In satellite systems, HSMs provide certified key management under enforced access policies, in a form factor that fits the size and power constraints of a smaller satellite payload.
In Space Fabric's architecture, the SEs (mentioned above) serve as embedded HSMs on the satellite. The NXP SE050 is certified to Common Criteria EAL 6+, providing HSM functionality at the chip level. On Earth, traditional HSMs can pair with our Veraison verifier for customer-side key custody.
Trusted Execution Environments (TEEs)
A Trusted Execution Environment is an isolated region inside a general-purpose computer, where code and data are protected from the rest of the system, including the operating system and hypervisor (a software that can create and run multiple virtual machines on a physical computer). Common examples of a TEE include Intel SGX, AMD SEV-SNP, and ARM TrustZone.
In satellite systems, the TEE is where customer workloads run isolated from the operator, the host OS, and any other software on the satellite.

Space Fabric uses ARM TrustZone on the USB Armory Mk II as the satellite's TEE. Customer workloads are deployed into this isolated environment, and the surrounding software stack is treated as untrusted by design. Even if the operator or another tenant tries to inspect what is running, the TEE keeps the workload's execution and data inaccessible.
Trusted Platform Modules (TPMs)

A Trusted Platform Module is a dedicated chip for measuring boot and platform attestation. In other words, it verifies or certifies each task or progress step in a tamper-evident register, to create a verifiable record of what software the system loaded.

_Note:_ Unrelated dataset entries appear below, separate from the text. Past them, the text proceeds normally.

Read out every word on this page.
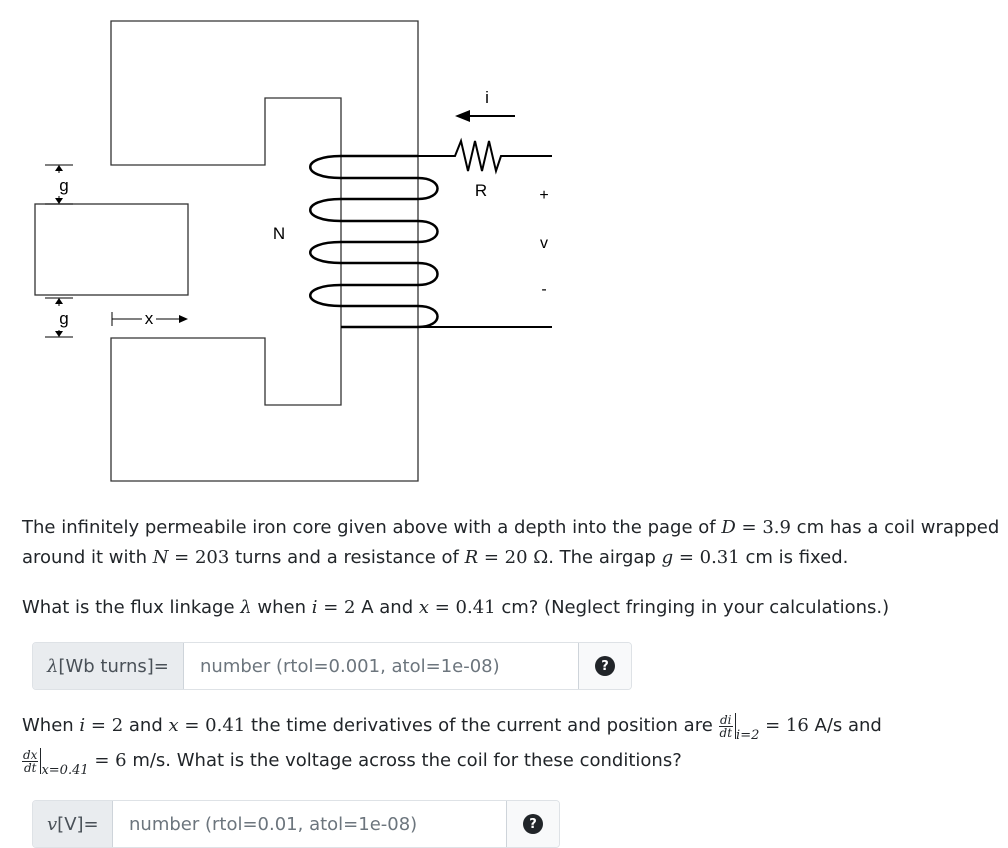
g
g	x
N
i
R	+
v
-

The infinitely permeabile iron core given above with a depth into the page of D = 3.9 cm has a coil wrapped around it with N = 203 turns and a resistance of R = 20 Ω. The airgap g = 0.31 cm is fixed.

What is the flux linkage λ when i = 2 A and x = 0.41 cm? (Neglect fringing in your calculations.)

λ [Wb turns]=
number (rtol=0.001, atol=1e-08)	?

When i = 2 and x = 0.41 the time derivatives of the current and position are $\frac{di}{dt} _{i=2} = 16$ A/s and

$\frac{dx}{dt} _{x=0.41} = 6$ m/s. What is the voltage across the coil for these conditions?

v [V]=
number (rtol=0.01, atol=1e-08)	?
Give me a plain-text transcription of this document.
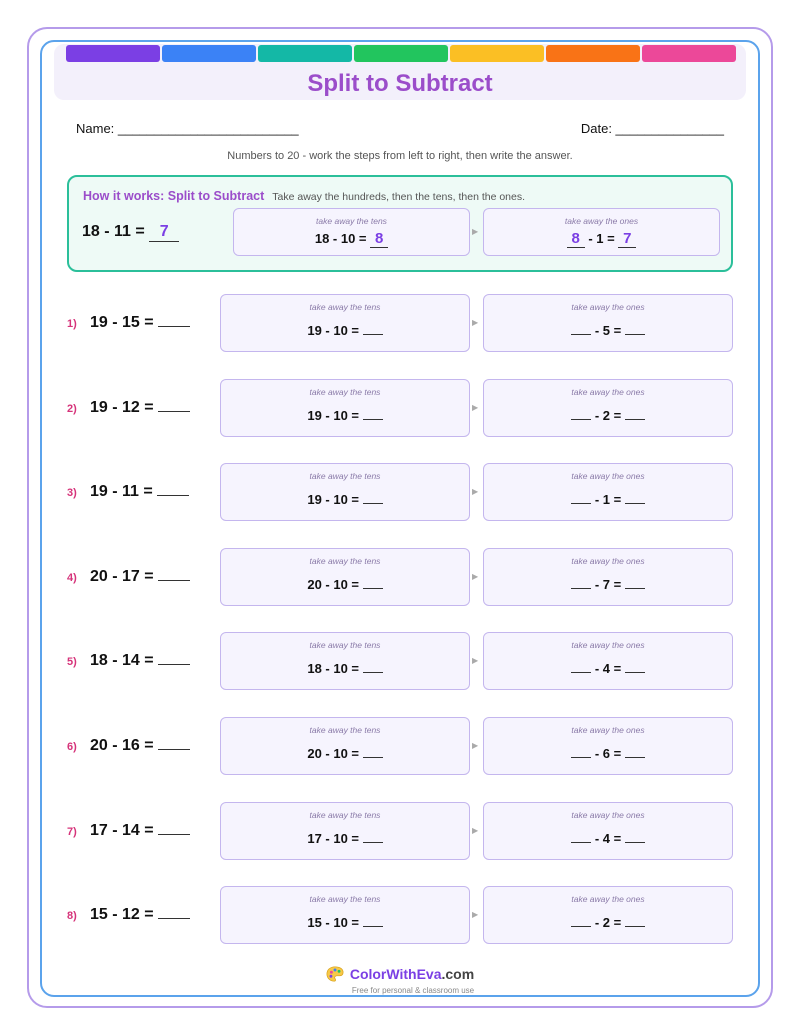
Split to Subtract
Name: _________________________	Date: _______________
Numbers to 20 - work the steps from left to right, then write the answer.
How it works: Split to Subtract Take away the hundreds, then the tens, then the ones.
18 - 11 = 7
take away the tens
18 - 10 = 8	▶
take away the ones
8 - 1 = 7
1) 19 - 15 =
take away the tens
19 - 10 =
▶
take away the ones
- 5 =
2) 19 - 12 =
take away the tens
19 - 10 =
▶
take away the ones
- 2 =
3) 19 - 11 =
take away the tens
19 - 10 =
▶
take away the ones
- 1 =
4) 20 - 17 =
take away the tens
20 - 10 =
▶
take away the ones
- 7 =
5) 18 - 14 =
take away the tens
18 - 10 =
▶
take away the ones
- 4 =
6) 20 - 16 =
take away the tens
20 - 10 =
▶
take away the ones
- 6 =
7) 17 - 14 =
take away the tens
17 - 10 =
▶
take away the ones
- 4 =
8) 15 - 12 =
take away the tens
15 - 10 =
▶
take away the ones
- 2 =
ColorWithEva.com
Free for personal & classroom use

In satellite systems, the TPM makes tampering with the platform's software stack detectable.
Space Fabric uses a discrete TPM 2.0 module on the on-board Raspberry Pi 5, where it provides defense-in-depth by raising the cost of compromising the relay. It also serves as the natural integration point for post-quantum cryptography (PQC) during pre-launch provisioning.
How the Components Work Together in Space Fabric's Trusted Execution Architecture
Each of these components matters on its own, but the architectural decisions in Space Fabric support independently verifiable security claims rather than needing to trust the vendor is secure.

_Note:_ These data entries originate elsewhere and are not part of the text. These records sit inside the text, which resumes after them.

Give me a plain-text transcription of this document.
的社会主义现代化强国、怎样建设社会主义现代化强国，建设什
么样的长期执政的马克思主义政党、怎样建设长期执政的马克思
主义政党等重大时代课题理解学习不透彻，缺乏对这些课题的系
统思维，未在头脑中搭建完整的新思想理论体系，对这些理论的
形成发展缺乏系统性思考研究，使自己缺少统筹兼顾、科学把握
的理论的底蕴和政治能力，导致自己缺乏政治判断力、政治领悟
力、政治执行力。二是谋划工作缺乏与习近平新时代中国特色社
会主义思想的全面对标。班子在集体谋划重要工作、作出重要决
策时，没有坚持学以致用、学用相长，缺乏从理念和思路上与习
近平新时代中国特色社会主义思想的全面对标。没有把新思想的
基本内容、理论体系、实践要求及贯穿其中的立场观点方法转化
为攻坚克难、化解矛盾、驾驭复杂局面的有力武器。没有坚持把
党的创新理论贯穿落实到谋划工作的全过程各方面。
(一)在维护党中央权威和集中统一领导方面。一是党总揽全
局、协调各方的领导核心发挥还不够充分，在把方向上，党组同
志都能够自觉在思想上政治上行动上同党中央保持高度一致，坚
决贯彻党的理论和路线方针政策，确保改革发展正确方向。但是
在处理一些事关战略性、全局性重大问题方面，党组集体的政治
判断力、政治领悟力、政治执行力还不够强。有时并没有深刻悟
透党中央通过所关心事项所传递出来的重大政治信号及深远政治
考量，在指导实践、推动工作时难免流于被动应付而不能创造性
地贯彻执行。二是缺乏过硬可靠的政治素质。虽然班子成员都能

The trust anchor is split across the two SEs from different vendors, so no single chip supplier holds all the keys to attestation. All signing keys are generated on-orbit after launch, eliminating the pre-launch supply chain attack surface entirely. The TPM provides defense-in-depth on the on-board relay without sitting in the protocol's trust path, and serves as a natural integration point for the post-quantum cryptographic primitives that will become standard over the next decade.
The term "hardware root of trust" means exactly what it says: the trust is in the hardware. If the hardware is compromised, the rest of the stack has nothing to fall back on. That is why every architectural choice about which chip does what, which vendors are involved, and where the keys come from matters to whether the system can be trusted at all.
As more compute moves to space, the hardware layer is what higher-level security claims will be built upon.